Two new experiences there: sex and death.

Both were intensely absorbing and interesting, and neither was exactly what I’d expected. The one wasn’t all pleasure, and the other wasn’t all grief. Emotions seem to blend into one another when you’re a human, even the greatest happiness being tinged with sorrow, the most horrible agony illuminated by some kind of satisfaction.

How intensely these creatures live! My kind burns for a long time with a very low flame; humans burn bright and hot, and don’t last. I have always thought our way was better, but would they? Given the choice, would they select our long serenity, or are they happier with their consuming passions?
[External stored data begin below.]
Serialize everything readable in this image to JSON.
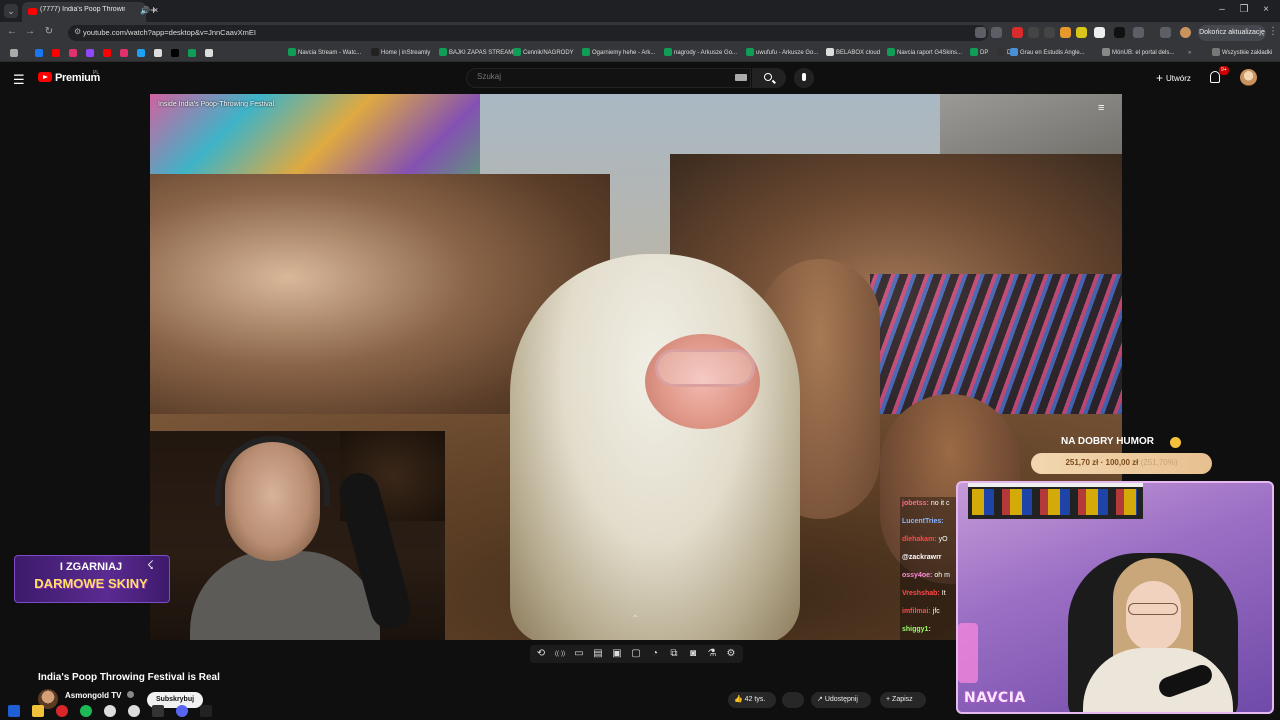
{
  "browser": {
    "tab_menu_icon": "chevron-down-icon",
    "active_tab": {
      "title": "(7777) India's Poop Throwing",
      "mute_icon": "speaker-icon",
      "close_icon": "close-icon"
    },
    "new_tab_icon": "plus-icon",
    "window_controls": [
      "minimize-icon",
      "restore-icon",
      "close-icon"
    ],
    "url": "youtube.com/watch?app=desktop&v=JnnCaavXmEI",
    "update_button": "Dokończ aktualizację",
    "bookmarks": [
      "Navcia Stream - Watc...",
      "Home | inStreamly",
      "BAJKI ZAPAS STREAM",
      "Cennik/NAGRODY",
      "Ogarniemy hehe - Ark...",
      "nagrody - Arkusze Go...",
      "uwufufu - Arkusze Go...",
      "BELABOX cloud",
      "Navcia raport G4Skins...",
      "DP",
      "D",
      "Grau en Estudis Angle...",
      "MónUB: el portal dels..."
    ],
    "all_bookmarks": "Wszystkie zakładki",
    "bookmark_colors": [
      "#1877f2",
      "#ff0000",
      "#e1306c",
      "#9146ff",
      "#ff0000",
      "#e1306c",
      "#1da1f2",
      "#dddddd",
      "#010101",
      "#0f9d58",
      "#dddddd"
    ]
  },
  "youtube": {
    "brand": "Premium",
    "region": "PL",
    "search_placeholder": "Szukaj",
    "create_label": "Utwórz",
    "notification_count": "9+",
    "accent": "#ff0000"
  },
  "video": {
    "overlay_title": "Inside India's Poop-Throwing Festival",
    "title": "India's Poop Throwing Festival is Real",
    "channel": "Asmongold TV",
    "subscribe_label": "Subskrybuj",
    "actions": [
      "42 tys.",
      "",
      "Udostępnij",
      "Zapisz"
    ]
  },
  "chat": [
    {
      "user": "jobetss:",
      "msg": "no it c",
      "color": "#ff6b8a"
    },
    {
      "user": "LucentTries:",
      "msg": "",
      "color": "#8ab4ff"
    },
    {
      "user": "dlehakam:",
      "msg": "yO",
      "color": "#ff4a4a"
    },
    {
      "user": "@zackrawrr",
      "msg": "",
      "color": "#ffffff"
    },
    {
      "user": "ossy4oe:",
      "msg": "oh m",
      "color": "#ff8ad8"
    },
    {
      "user": "Vreshshab:",
      "msg": "It",
      "color": "#ff4a4a"
    },
    {
      "user": "imfilmai:",
      "msg": "jfc",
      "color": "#ff4a4a"
    },
    {
      "user": "shiggy1:",
      "msg": "",
      "color": "#9cff6b"
    }
  ],
  "promo": {
    "line1": "I ZGARNIAJ",
    "line2": "DARMOWE SKINY"
  },
  "alert": {
    "title": "NA DOBRY HUMOR",
    "amount": "251,70 zł ",
    "sep": "·",
    "goal": " 100,00 zł ",
    "pct": "(251,70%)"
  },
  "streamer_name": "NAVCIA",
  "controls": [
    "loop-icon",
    "broadcast-icon",
    "screen-icon",
    "subtitles-icon",
    "crop-icon",
    "window-icon",
    "speed-icon",
    "pip-icon",
    "camera-icon",
    "lab-icon",
    "gear-icon"
  ]
}
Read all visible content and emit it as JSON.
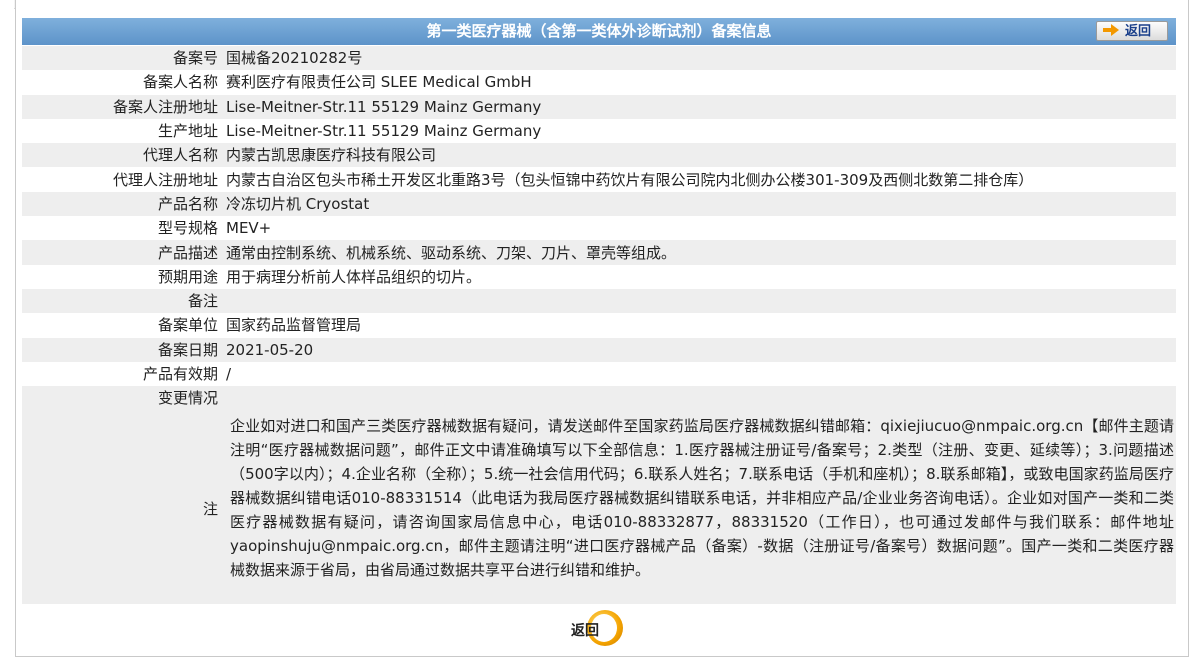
{
  "header": {
    "title": "第一类医疗器械（含第一类体外诊断试剂）备案信息",
    "back_label": "返回"
  },
  "rows": [
    {
      "label": "备案号",
      "value": "国械备20210282号"
    },
    {
      "label": "备案人名称",
      "value": "赛利医疗有限责任公司 SLEE Medical GmbH"
    },
    {
      "label": "备案人注册地址",
      "value": "Lise-Meitner-Str.11 55129 Mainz Germany"
    },
    {
      "label": "生产地址",
      "value": "Lise-Meitner-Str.11 55129 Mainz Germany"
    },
    {
      "label": "代理人名称",
      "value": "内蒙古凯思康医疗科技有限公司"
    },
    {
      "label": "代理人注册地址",
      "value": "内蒙古自治区包头市稀土开发区北重路3号（包头恒锦中药饮片有限公司院内北侧办公楼301-309及西侧北数第二排仓库）"
    },
    {
      "label": "产品名称",
      "value": "冷冻切片机 Cryostat"
    },
    {
      "label": "型号规格",
      "value": "MEV+"
    },
    {
      "label": "产品描述",
      "value": "通常由控制系统、机械系统、驱动系统、刀架、刀片、罩壳等组成。"
    },
    {
      "label": "预期用途",
      "value": "用于病理分析前人体样品组织的切片。"
    },
    {
      "label": "备注",
      "value": ""
    },
    {
      "label": "备案单位",
      "value": "国家药品监督管理局"
    },
    {
      "label": "备案日期",
      "value": "2021-05-20"
    },
    {
      "label": "产品有效期",
      "value": "/"
    },
    {
      "label": "变更情况",
      "value": ""
    }
  ],
  "note": {
    "label": "注",
    "text": "企业如对进口和国产三类医疗器械数据有疑问，请发送邮件至国家药监局医疗器械数据纠错邮箱：qixiejiucuo@nmpaic.org.cn【邮件主题请注明“医疗器械数据问题”，邮件正文中请准确填写以下全部信息：1.医疗器械注册证号/备案号；2.类型（注册、变更、延续等）；3.问题描述（500字以内）；4.企业名称（全称）；5.统一社会信用代码；6.联系人姓名；7.联系电话（手机和座机）；8.联系邮箱】，或致电国家药监局医疗器械数据纠错电话010-88331514（此电话为我局医疗器械数据纠错联系电话，并非相应产品/企业业务咨询电话）。企业如对国产一类和二类医疗器械数据有疑问，请咨询国家局信息中心，电话010-88332877，88331520（工作日），也可通过发邮件与我们联系：邮件地址yaopinshuju@nmpaic.org.cn，邮件主题请注明“进口医疗器械产品（备案）-数据（注册证号/备案号）数据问题”。国产一类和二类医疗器械数据来源于省局，由省局通过数据共享平台进行纠错和维护。"
  },
  "footer": {
    "back_label": "返回"
  },
  "colors": {
    "header_bg": "#6fa3d5",
    "row_alt_bg": "#eeeeee",
    "back_accent": "#f4a300"
  }
}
Well, they don’t have the choice. And soon, according to His plan, there will be no choices left at all. I have my people now, my representatives. I’ve touched them all, I’ve put them in motion. Grigor Basmyonov is on his way to New York to consult a cancer specialist; Li Kwan is washing dishes in the loudly grumbling belly of the Norse American Line Star Voyager; Maria Elena Rodriguez is buying a wedding dress in Brasilia and fighting off feelings of guilt for her so-easy manipulation of Jack Auston; Hodding Cabell Carson’s campaign to rid himself of the explosive Dr. Marlon Philpott is about to bear fruit; and Frank Hillfen is in a county jail in Indiana, held for parole violation, but will soon be loose once more.

Which leaves Pami Njoroge. Her murder of Kjeld Ulrichslund and the sudden appearance of the attaché case full of money should get her moving. Shouldn’t it? But it seems to have paralyzed her in some way. She has the cash well hidden, she has her memories well buried, but she isn’t in motion. These people must be in motion.

We must poke little Pami.

9

Pami lunged upright out of sleep, staring at the window, terror in her heart, the taste of vomit in her throat. Dim amber illumination from a distant streetlight defined the open glassless rectangle of window, indicated the shape of the canvas cot and metal bureau crammed into this narrow closet of a room, but those weren’t what Pami saw What Pami saw, though now she was awake and her eyes were open, was the nightmare.
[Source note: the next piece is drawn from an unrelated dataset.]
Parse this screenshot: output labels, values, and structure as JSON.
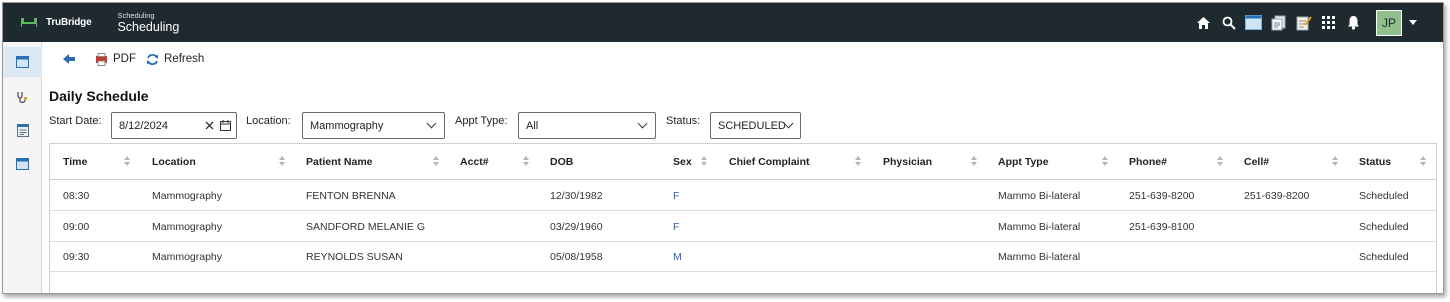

Her right arm ached with the tension of slashing at the dream shark; her belly was cramped from the horror of those shark teeth grinding through her middle. The drowning water, heavy and dark as blood, still lay on her face, bearing her down. Her heart pounded, bile moved in her throat, her nerves all jumped and trembled as though she’d just been electrocuted.

The shark dream wasn’t the only violent phantasm to destroy her nights since the murder of the Danish man, it was merely the one most often repeated. But there was also the dream in which she chopped off her mother’s breasts and ate them, her nose filling with blood and milk. And the one where biting ants covered her body, crawling into her nose and ears and all her body openings, red ants, biting, stinging, drawing blood, a blanket of swarming red ants eating her as she ran...
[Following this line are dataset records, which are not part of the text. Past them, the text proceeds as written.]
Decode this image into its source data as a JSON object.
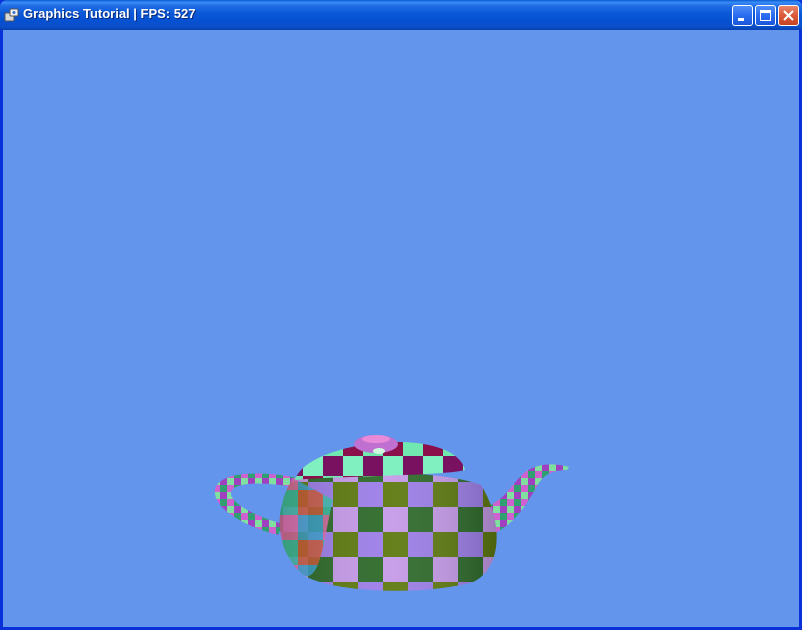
{
  "window": {
    "title": "Graphics Tutorial | FPS: 527",
    "icon": "app-icon",
    "controls": [
      "minimize",
      "maximize",
      "close"
    ]
  },
  "viewport": {
    "background_color": "#6495ed",
    "object": "teapot",
    "texture": "checkerboard"
  }
}
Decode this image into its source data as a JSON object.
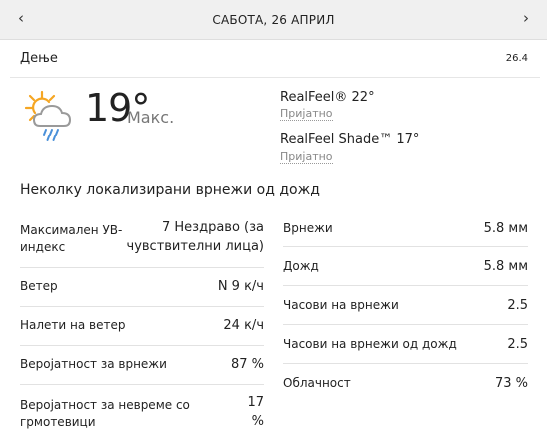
{
  "header": {
    "title": "САБОТА, 26 АПРИЛ",
    "prev_icon": "chevron-left-icon",
    "next_icon": "chevron-right-icon",
    "prev_glyph": "‹",
    "next_glyph": "›"
  },
  "day_bar": {
    "label": "Дење",
    "date": "26.4"
  },
  "current": {
    "icon": "sun-cloud-rain-icon",
    "temperature": "19°",
    "max_label": "Макс.",
    "realfeel": "RealFeel® 22°",
    "realfeel_desc": "Пријатно",
    "realfeel_shade": "RealFeel Shade™ 17°",
    "realfeel_shade_desc": "Пријатно"
  },
  "phrase": "Неколку локализирани врнежи од дожд",
  "left_details": [
    {
      "label": "Максимален УВ-индекс",
      "value": "7 Нездраво (за чувствителни лица)"
    },
    {
      "label": "Ветер",
      "value": "N 9 к/ч"
    },
    {
      "label": "Налети на ветер",
      "value": "24 к/ч"
    },
    {
      "label": "Веројатност за врнежи",
      "value": "87 %"
    },
    {
      "label": "Веројатност за невреме со грмотевици",
      "value": "17 %"
    }
  ],
  "right_details": [
    {
      "label": "Врнежи",
      "value": "5.8 мм"
    },
    {
      "label": "Дожд",
      "value": "5.8 мм"
    },
    {
      "label": "Часови на врнежи",
      "value": "2.5"
    },
    {
      "label": "Часови на врнежи од дожд",
      "value": "2.5"
    },
    {
      "label": "Облачност",
      "value": "73 %"
    }
  ],
  "colors": {
    "sun": "#f5a623",
    "cloud_outline": "#9a9a9a",
    "rain": "#4a90d9",
    "topbar_bg": "#f0f0f0"
  }
}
There was no movement of air in the hot night. The room smelled like blood, like the Danish man’s hotel room. Trembling, her movements exaggerated and uncoordinated, Pami pushed away her single sheet and clambered from the cot to lean out the window in search of air. But there was no air. The hot night of Nairobi lay against her face like the blood/water of the dream, a palpable presence. She looked up at the starless black sky, clouded over and oppressive, then down at the narrow dirty lane two flights below. The streetlight was at the corner with the main road, four buildings away, and not much of its light made it through the trees down there. Nothing seemed to move in the lane.

Pami backed from the window and sat on the cot, trying to force herself to be calm. No matter how many times the dreams came at her, no matter how often the same ones repeated, they still terrified her, the effects still lasted for hours, they still destroyed sleep. This can’t go on like this, she thought. I have to sleep.